Description: Negative Log Likelihood (NLL) is a loss function widely used in classification tasks, especially in supervised learning problems. Its main goal is to measure the discrepancy between the model’s predictions and the actual labels of the data. In simple terms, NLL evaluates how well a probabilistic model fits the observed data, penalizing incorrect predictions more severely as the probability assigned to the correct class decreases. This function is based on probability theory and is derived from the likelihood function, where the aim is to maximize the probability of observing the data given the model parameters. In the context of machine learning, NLL is commonly used alongside activation functions like Softmax, which converts the model’s outputs into probabilities. A key feature of NLL is that it is non-negative, meaning it always produces zero or positive values, and its minimum value is reached when the model predicts the correct class with certainty. This property makes it a valuable tool for training classification models, as it provides a clear signal for optimization during the learning process.

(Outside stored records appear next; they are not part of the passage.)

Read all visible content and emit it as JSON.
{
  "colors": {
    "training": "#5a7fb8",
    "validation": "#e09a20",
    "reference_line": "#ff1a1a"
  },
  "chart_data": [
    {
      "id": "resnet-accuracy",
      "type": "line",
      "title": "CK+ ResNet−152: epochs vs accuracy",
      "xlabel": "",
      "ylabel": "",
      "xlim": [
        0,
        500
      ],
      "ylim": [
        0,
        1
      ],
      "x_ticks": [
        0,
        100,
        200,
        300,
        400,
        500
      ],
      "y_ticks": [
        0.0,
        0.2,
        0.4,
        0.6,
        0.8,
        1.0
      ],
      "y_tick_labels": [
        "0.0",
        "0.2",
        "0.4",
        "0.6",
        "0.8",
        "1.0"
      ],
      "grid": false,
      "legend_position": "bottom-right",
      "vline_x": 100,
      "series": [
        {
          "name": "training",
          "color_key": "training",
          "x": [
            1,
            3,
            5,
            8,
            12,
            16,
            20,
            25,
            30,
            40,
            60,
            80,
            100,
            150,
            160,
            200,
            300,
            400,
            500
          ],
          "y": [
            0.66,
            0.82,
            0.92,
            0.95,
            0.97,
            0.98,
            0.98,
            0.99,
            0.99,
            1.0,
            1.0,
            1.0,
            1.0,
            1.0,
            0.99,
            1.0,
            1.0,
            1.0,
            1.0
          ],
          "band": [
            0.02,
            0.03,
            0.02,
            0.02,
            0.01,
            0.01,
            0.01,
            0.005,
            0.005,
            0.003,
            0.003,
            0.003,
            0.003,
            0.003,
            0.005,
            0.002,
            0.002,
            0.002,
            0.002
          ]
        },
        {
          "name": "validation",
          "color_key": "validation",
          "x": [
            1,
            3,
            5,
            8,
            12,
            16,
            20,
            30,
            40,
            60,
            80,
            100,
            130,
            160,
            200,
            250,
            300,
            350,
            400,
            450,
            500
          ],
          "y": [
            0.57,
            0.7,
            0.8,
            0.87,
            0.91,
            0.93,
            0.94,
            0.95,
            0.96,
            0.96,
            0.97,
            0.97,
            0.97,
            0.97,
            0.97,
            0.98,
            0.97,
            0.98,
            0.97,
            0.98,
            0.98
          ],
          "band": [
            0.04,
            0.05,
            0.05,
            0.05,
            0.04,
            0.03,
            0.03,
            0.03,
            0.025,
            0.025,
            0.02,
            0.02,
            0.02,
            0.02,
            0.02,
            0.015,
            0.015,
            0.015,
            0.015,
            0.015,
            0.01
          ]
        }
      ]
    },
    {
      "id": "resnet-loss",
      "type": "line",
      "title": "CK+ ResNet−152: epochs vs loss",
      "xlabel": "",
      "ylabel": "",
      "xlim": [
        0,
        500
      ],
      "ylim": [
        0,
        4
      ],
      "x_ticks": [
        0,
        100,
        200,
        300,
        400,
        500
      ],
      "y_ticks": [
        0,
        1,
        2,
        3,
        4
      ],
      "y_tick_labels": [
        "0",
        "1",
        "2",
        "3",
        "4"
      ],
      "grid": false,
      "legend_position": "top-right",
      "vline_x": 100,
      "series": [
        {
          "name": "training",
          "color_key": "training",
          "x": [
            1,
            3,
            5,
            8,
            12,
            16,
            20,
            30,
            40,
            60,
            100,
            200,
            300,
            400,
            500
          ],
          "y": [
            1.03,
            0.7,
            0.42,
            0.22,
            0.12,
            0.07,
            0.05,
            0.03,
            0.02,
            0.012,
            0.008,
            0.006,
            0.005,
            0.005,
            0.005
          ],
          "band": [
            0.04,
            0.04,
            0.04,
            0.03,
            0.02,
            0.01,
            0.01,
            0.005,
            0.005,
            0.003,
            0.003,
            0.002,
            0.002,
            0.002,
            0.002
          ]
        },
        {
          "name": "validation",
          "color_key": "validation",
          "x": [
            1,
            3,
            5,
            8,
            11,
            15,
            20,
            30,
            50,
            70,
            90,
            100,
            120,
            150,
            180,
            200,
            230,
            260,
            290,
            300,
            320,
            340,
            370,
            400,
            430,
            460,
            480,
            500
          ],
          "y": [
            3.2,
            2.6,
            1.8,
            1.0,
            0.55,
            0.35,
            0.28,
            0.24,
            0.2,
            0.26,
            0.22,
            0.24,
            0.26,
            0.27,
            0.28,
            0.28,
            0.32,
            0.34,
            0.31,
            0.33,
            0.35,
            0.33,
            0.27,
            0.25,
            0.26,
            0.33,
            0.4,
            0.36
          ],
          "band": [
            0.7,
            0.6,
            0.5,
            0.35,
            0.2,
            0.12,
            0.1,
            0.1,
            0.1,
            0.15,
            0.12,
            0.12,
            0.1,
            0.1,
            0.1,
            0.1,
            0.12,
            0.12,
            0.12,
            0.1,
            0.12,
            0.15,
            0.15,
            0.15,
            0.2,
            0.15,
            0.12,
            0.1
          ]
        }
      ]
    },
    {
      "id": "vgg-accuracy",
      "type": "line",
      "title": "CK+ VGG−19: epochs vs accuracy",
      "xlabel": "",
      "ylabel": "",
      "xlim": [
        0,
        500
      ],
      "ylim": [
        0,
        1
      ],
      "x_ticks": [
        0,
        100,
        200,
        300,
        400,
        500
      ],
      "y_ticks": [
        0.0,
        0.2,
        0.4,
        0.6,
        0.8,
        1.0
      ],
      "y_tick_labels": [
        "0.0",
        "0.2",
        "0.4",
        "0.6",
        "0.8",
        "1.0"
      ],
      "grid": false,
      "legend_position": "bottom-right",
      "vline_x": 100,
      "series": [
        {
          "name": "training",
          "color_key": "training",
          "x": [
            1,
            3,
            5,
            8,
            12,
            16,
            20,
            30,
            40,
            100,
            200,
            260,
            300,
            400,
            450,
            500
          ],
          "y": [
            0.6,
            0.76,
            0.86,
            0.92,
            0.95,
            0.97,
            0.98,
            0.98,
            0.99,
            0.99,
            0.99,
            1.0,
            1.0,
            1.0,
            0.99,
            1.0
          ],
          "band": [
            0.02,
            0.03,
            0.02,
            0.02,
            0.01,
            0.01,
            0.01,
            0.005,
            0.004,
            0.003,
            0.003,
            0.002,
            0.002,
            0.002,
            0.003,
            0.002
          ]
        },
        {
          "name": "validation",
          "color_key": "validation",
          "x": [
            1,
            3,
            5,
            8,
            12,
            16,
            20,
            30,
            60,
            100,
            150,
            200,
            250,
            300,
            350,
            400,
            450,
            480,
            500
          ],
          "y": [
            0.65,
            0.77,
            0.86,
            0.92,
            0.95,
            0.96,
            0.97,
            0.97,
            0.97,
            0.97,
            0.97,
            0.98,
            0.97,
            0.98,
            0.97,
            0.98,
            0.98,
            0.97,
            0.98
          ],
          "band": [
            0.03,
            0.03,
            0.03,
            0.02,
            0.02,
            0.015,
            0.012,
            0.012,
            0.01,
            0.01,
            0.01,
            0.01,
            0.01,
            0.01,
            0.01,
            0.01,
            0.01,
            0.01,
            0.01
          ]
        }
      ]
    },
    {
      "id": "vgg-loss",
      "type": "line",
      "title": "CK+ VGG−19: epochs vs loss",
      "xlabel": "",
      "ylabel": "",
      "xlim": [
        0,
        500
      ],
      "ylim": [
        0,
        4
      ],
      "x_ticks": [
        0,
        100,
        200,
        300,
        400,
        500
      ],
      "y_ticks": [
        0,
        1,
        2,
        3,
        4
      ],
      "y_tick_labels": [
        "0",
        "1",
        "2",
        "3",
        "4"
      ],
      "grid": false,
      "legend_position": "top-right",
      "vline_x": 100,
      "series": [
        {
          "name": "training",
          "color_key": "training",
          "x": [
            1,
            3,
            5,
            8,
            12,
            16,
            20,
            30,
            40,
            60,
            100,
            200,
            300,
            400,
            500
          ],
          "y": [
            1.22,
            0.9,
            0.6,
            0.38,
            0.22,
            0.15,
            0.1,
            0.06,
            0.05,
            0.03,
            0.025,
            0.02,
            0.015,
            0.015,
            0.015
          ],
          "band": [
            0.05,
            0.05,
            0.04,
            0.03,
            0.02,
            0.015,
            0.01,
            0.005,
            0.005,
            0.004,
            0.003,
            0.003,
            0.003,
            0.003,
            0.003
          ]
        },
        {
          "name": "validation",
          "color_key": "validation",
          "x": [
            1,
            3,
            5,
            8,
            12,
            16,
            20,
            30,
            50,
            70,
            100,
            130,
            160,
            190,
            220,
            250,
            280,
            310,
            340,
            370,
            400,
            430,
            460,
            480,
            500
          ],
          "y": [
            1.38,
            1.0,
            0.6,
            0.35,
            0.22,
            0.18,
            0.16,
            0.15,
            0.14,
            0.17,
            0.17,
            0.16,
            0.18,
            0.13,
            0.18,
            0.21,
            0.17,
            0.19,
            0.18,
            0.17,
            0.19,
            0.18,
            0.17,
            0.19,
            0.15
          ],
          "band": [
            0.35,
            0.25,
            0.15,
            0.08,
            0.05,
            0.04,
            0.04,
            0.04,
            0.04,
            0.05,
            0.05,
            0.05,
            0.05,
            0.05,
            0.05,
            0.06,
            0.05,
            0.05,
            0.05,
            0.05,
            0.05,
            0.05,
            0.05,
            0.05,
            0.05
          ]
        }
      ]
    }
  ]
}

Uses: Negative Log Likelihood is primarily used in classification problems, such as image classification, natural language processing, and fraud detection. It is particularly useful in models that generate probabilities, such as deep learning models, where a precise assessment of prediction quality is required. Additionally, it is applied in logistic regression models and in machine learning algorithms that require a loss function that reflects the probability of classes.
Examples: A practical example of Negative Log Likelihood is its use in image classification, where a convolutional neural network (CNN) model can be trained to identify different objects in images. By using NLL as the loss function, the model adjusts its parameters to maximize the probability of correctly classifying the images. Another example is found in natural language processing, where NLL is used to train language models that predict the next word in a given sequence, thereby optimizing the accuracy of the predictions.